The chosen method of research for this research project is to use questionnaires, which will be able to provide resourceful qualitative data, gaining an in-depth analysis on the chosen subject. To enable questionnaires to take place, a variety of key contacts within the industry are contacted via e-mail to request them to complete the questionnaires based on the research project.
The author created an extensive contact list consisting of well positioned individuals from all UK REITs, investment agents and other REIT specialists. Quality of data return was important to the author and therefore the majority of contacts were, for example, chief executives and managing directors. Emails were sent individually addressed labelling the company and area of expertise of that individual to further improve return rates.
3.4 Case Studies
Simons (2009) defines a case study as:
an in-depth exploration from multiple perspectives… The primary purpose is to generate in-depth understanding of a specific topic (Simons, 2009, p.21)
The author used case studies to analyse performance using secondary data available in company accounts. This allows analysis of data in both a qualitative and quantitative manor.

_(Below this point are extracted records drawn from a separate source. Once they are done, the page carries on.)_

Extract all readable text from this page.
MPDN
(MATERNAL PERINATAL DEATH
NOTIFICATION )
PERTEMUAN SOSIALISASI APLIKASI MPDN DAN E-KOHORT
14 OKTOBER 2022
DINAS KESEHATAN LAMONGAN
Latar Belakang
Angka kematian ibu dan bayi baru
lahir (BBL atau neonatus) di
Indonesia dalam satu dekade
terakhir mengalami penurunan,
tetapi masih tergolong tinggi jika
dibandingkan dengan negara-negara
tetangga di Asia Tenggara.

The composition and comparison of individual case studies is a ‘multiple case holistic design’ (Yin, 2003). Yin (2003) suggests that evidence from multiple cases is often considered more compelling, and the overall study is therefore regarded as being more robust. Although replication of each case provides robust findings caution was given to the duplication of exact conditions as to not provide bias results (Yin, 2003). The author studied each case individually with comparison made at the end to prevent any duplication of results.

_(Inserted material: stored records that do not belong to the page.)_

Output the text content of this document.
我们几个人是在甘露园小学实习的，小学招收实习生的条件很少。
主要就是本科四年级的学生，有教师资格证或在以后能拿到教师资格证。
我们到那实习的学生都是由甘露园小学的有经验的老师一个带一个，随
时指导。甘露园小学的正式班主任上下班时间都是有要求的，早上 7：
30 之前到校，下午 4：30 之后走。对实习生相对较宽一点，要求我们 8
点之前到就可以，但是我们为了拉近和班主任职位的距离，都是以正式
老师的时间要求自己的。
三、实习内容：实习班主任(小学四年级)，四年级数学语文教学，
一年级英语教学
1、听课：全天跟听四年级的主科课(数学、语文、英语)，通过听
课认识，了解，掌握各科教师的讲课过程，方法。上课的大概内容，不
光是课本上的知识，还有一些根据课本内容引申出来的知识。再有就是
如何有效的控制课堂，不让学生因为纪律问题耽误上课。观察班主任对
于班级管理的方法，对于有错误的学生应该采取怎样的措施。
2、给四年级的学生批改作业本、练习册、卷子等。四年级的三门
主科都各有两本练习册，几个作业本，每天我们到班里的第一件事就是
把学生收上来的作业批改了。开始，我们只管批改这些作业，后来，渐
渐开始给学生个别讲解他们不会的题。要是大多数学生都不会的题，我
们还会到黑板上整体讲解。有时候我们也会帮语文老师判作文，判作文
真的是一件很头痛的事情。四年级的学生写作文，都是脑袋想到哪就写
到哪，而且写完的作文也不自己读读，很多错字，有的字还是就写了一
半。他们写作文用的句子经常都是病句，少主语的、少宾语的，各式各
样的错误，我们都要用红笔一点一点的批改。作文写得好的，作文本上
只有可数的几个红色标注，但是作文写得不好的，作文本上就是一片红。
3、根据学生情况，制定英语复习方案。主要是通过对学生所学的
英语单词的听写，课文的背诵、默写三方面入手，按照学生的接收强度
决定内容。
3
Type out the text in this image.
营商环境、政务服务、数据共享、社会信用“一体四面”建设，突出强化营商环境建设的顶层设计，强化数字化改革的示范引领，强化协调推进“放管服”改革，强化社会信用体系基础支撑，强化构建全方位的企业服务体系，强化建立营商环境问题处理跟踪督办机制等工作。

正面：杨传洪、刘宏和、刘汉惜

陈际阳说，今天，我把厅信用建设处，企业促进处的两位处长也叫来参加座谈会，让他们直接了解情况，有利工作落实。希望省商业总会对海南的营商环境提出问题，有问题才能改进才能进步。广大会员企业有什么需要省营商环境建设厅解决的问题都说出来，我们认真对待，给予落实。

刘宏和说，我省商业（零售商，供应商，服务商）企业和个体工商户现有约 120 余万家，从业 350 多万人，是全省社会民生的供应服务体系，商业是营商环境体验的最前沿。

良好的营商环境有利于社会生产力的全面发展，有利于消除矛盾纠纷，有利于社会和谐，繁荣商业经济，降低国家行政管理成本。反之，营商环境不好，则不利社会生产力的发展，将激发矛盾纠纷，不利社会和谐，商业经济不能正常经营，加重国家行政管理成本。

Yin (2003) discusses “six sources of evidence” used in case study research; documentation, archival records, interviews, direct observations, participant observation and physical artefacts. The author has used documentation as a single source of evidence for each case study. Strengths of documentation evidence are that it is stable, unobtrusive, exact and has broad coverage (Yin, 2003).
CHAPTER 4
CASE STUDIES
4.1 Introduction
Company account data will be analysed through annual reports of three of the UKs largest property companies:
The study will evaluate performance over 9 years before Brexit from 2007-2015 with focus on NAV, ROCE, share price and portfolio value. Further data from each report has been included where necessary.
The aim of this case study is to provide evaluative information to achieve the objectives of the study by proving a comparison of performance over a term of 9 years. Data analysis will be evaluated to prove or disprove the hypothesis that:
Real Estate Investment Trust status has brought success to companies that have joined the regime since their introduction to the UK in 2007.
4.2 Land Securities (LS)
Early measures of successful performance are evident in 2007 with an increase in total assets and earnings before interest and tax of 32.5% and 73.9% respectively, evident in figures 6 and 7 below. The £293m sale of joint venture Telereal, the valuation surplus of investment portfolio and increased rental growth with low interest rates were all influencing factors on performance. Peter Birch suggests performance was strong with unprecedented levels of property value growth which was predicted not to continue in all property sectors (Land Securities, 2006).